Jak rozumiem, trudnosc polega na utrzymaniu balansu, co robic na potrzeby jutra, a co robic na potrzeby wielu pokolen do przodu.
Longotermizm sam się tym nie zajmie, muszą to robić ludzie, a dokładniej politycy, bo oni mają w ręku decyzyjność. A pomyślmy, o jak odległej przyszłości obecnie polski polityk?
EA i longtermizm są podobne do utylitaryzmu i są tak samo wątpliwe, bowiem jak to powiedział Mistrz Gandalf "rada to niebezpieczny podarunek, nawet między Mędrcami, a każda może poniewczasie okazać się zła", więc wymyślanie teraz co będzie dobre kiedyś i to kosztem tego co jest dzisiaj, to raczej kiepski pomysł...
Polecam wygooglać esej "Effective Altruism Risks Perpetuating a Harmful Worldview", tam jest wszystko w miarę ładnie wypunktowane...
Dlaczego myslisz, ze ludzkosc nie przetrwa najblizszych 50 lat?
"Jeśli przetrwamy chociaż następne 50 lat, to już będzie jakiś cud..."
Niezła odklejka, ja się nigdzie nie wybieram.
Patrząc bardziej cynicznie, EA to utylitaryzm, tyle że zrebrandowany i skrojony pod oczekiwania technobros. To drugie polega głównie na tym, że metodologia EA siłą rzeczy preferuje działania filantropijne kosztem zmian systemowych.

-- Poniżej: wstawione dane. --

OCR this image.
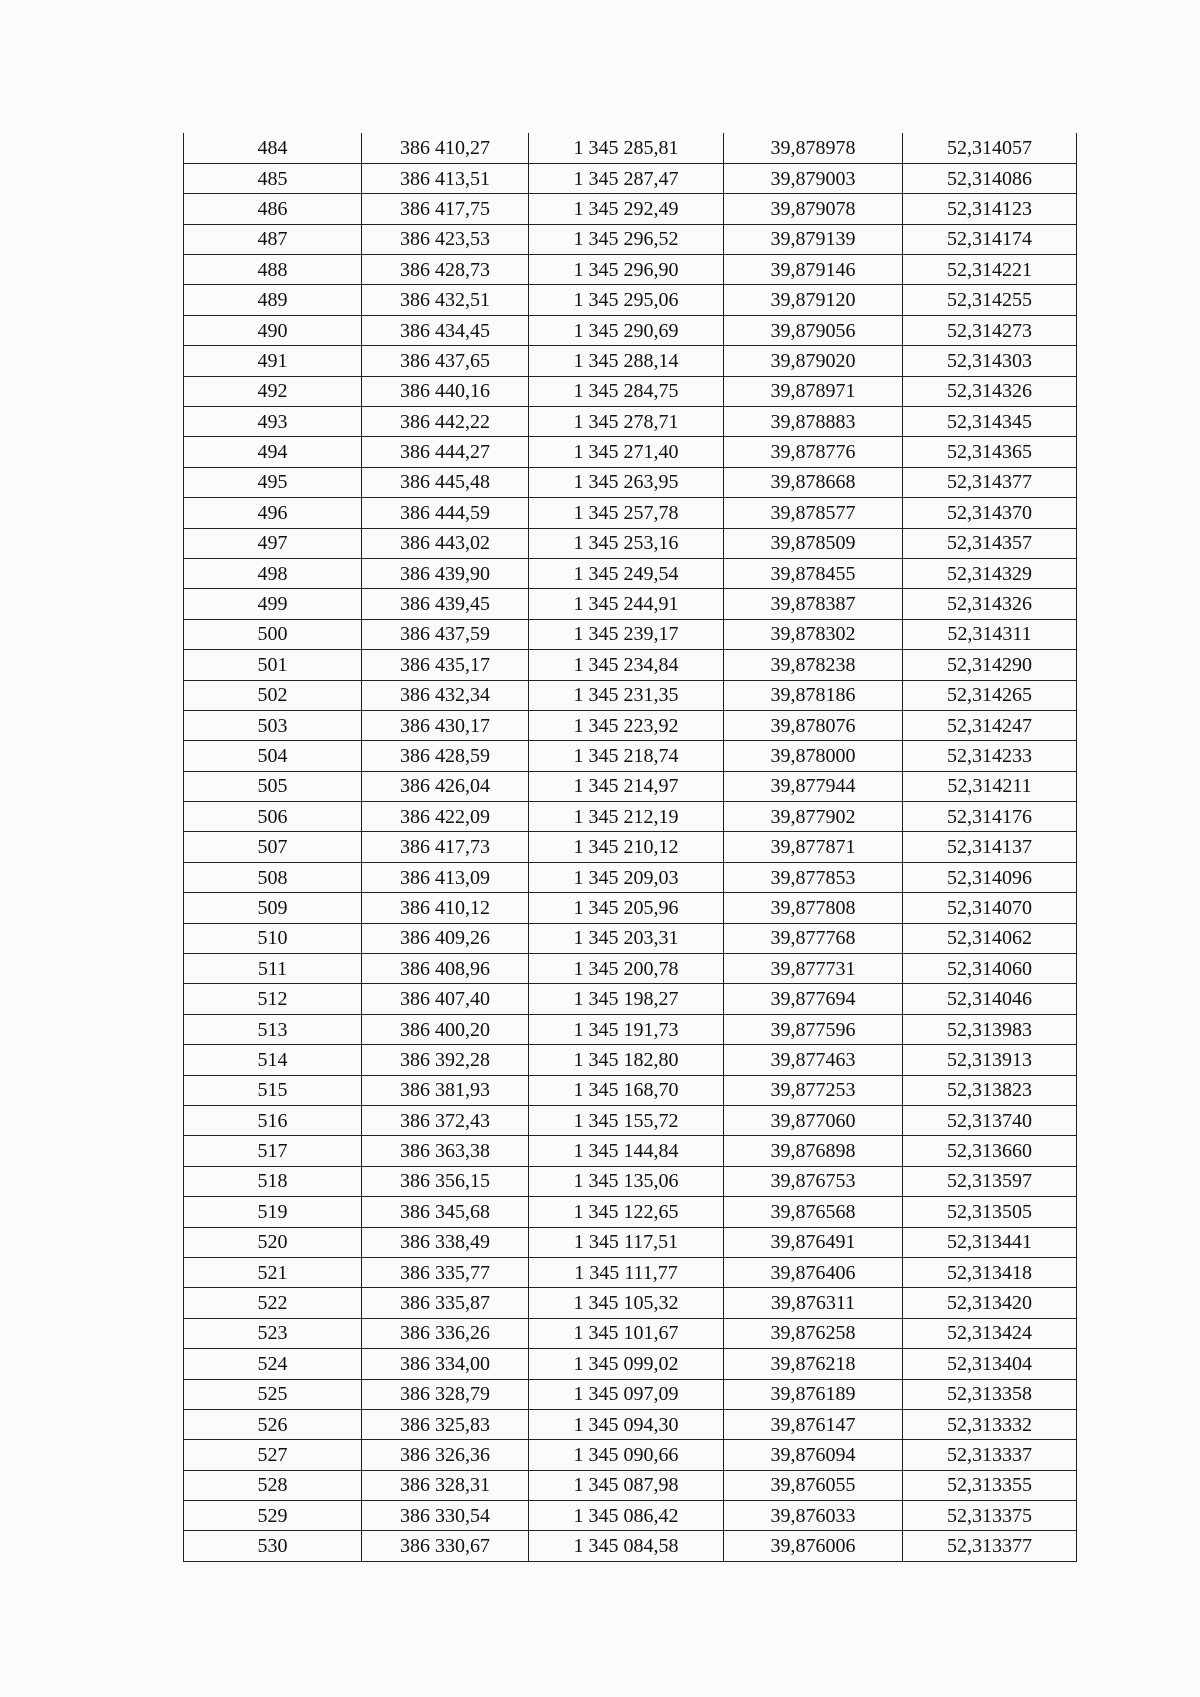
484	386 410,27	1 345 285,81	39,878978	52,314057
485	386 413,51	1 345 287,47	39,879003	52,314086
486	386 417,75	1 345 292,49	39,879078	52,314123
487	386 423,53	1 345 296,52	39,879139	52,314174
488	386 428,73	1 345 296,90	39,879146	52,314221
489	386 432,51	1 345 295,06	39,879120	52,314255
490	386 434,45	1 345 290,69	39,879056	52,314273
491	386 437,65	1 345 288,14	39,879020	52,314303
492	386 440,16	1 345 284,75	39,878971	52,314326
493	386 442,22	1 345 278,71	39,878883	52,314345
494	386 444,27	1 345 271,40	39,878776	52,314365
495	386 445,48	1 345 263,95	39,878668	52,314377
496	386 444,59	1 345 257,78	39,878577	52,314370
497	386 443,02	1 345 253,16	39,878509	52,314357
498	386 439,90	1 345 249,54	39,878455	52,314329
499	386 439,45	1 345 244,91	39,878387	52,314326
500	386 437,59	1 345 239,17	39,878302	52,314311
501	386 435,17	1 345 234,84	39,878238	52,314290
502	386 432,34	1 345 231,35	39,878186	52,314265
503	386 430,17	1 345 223,92	39,878076	52,314247
504	386 428,59	1 345 218,74	39,878000	52,314233
505	386 426,04	1 345 214,97	39,877944	52,314211
506	386 422,09	1 345 212,19	39,877902	52,314176
507	386 417,73	1 345 210,12	39,877871	52,314137
508	386 413,09	1 345 209,03	39,877853	52,314096
509	386 410,12	1 345 205,96	39,877808	52,314070
510	386 409,26	1 345 203,31	39,877768	52,314062
511	386 408,96	1 345 200,78	39,877731	52,314060
512	386 407,40	1 345 198,27	39,877694	52,314046
513	386 400,20	1 345 191,73	39,877596	52,313983
514	386 392,28	1 345 182,80	39,877463	52,313913
515	386 381,93	1 345 168,70	39,877253	52,313823
516	386 372,43	1 345 155,72	39,877060	52,313740
517	386 363,38	1 345 144,84	39,876898	52,313660
518	386 356,15	1 345 135,06	39,876753	52,313597
519	386 345,68	1 345 122,65	39,876568	52,313505
520	386 338,49	1 345 117,51	39,876491	52,313441
521	386 335,77	1 345 111,77	39,876406	52,313418
522	386 335,87	1 345 105,32	39,876311	52,313420
523	386 336,26	1 345 101,67	39,876258	52,313424
524	386 334,00	1 345 099,02	39,876218	52,313404
525	386 328,79	1 345 097,09	39,876189	52,313358
526	386 325,83	1 345 094,30	39,876147	52,313332
527	386 326,36	1 345 090,66	39,876094	52,313337
528	386 328,31	1 345 087,98	39,876055	52,313355
529	386 330,54	1 345 086,42	39,876033	52,313375
530	386 330,67	1 345 084,58	39,876006	52,313377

Koniec świata dla każdego z piszących na tym forum, nastąpi najdalej za kilkadziesiąt lat. Kiedyś nie było naszego gatunku i kiedyś go nie będzie. (Wszech)Świat się przez to nie zawali.
Chyba że masz dzieci, które będąc Tobie trochę podobne dają namiastkę nieśmiertelności. Właśnie o to chodzi.
Ale tu jest mowa o setkach tysięcy lat do przodu. A ta ideologia oznacza m. in. to, że konkretne dobro moich dzieci może być poświęcone w imię wyimaginowanego dobra ludzi żyjących setki pokoleń po nas.
Dziwna interpretacja, musze przyznac.
Wlasnie chodzi o to, zeby dzieci Twoich dzieci, i ich potomkowie, mieli lepiej.
Nie wiem tez, skad sie wzielo "dobro moich dzieci może być poświęcone w imię wyimaginowanego dobra ludzi żyjących setki pokoleń po nas", bo w artykule jest jasno napisane, ze to nie ma byc "zamiast", ani "przeciw". Zobacz ostatnie zdanie tego wywiadu.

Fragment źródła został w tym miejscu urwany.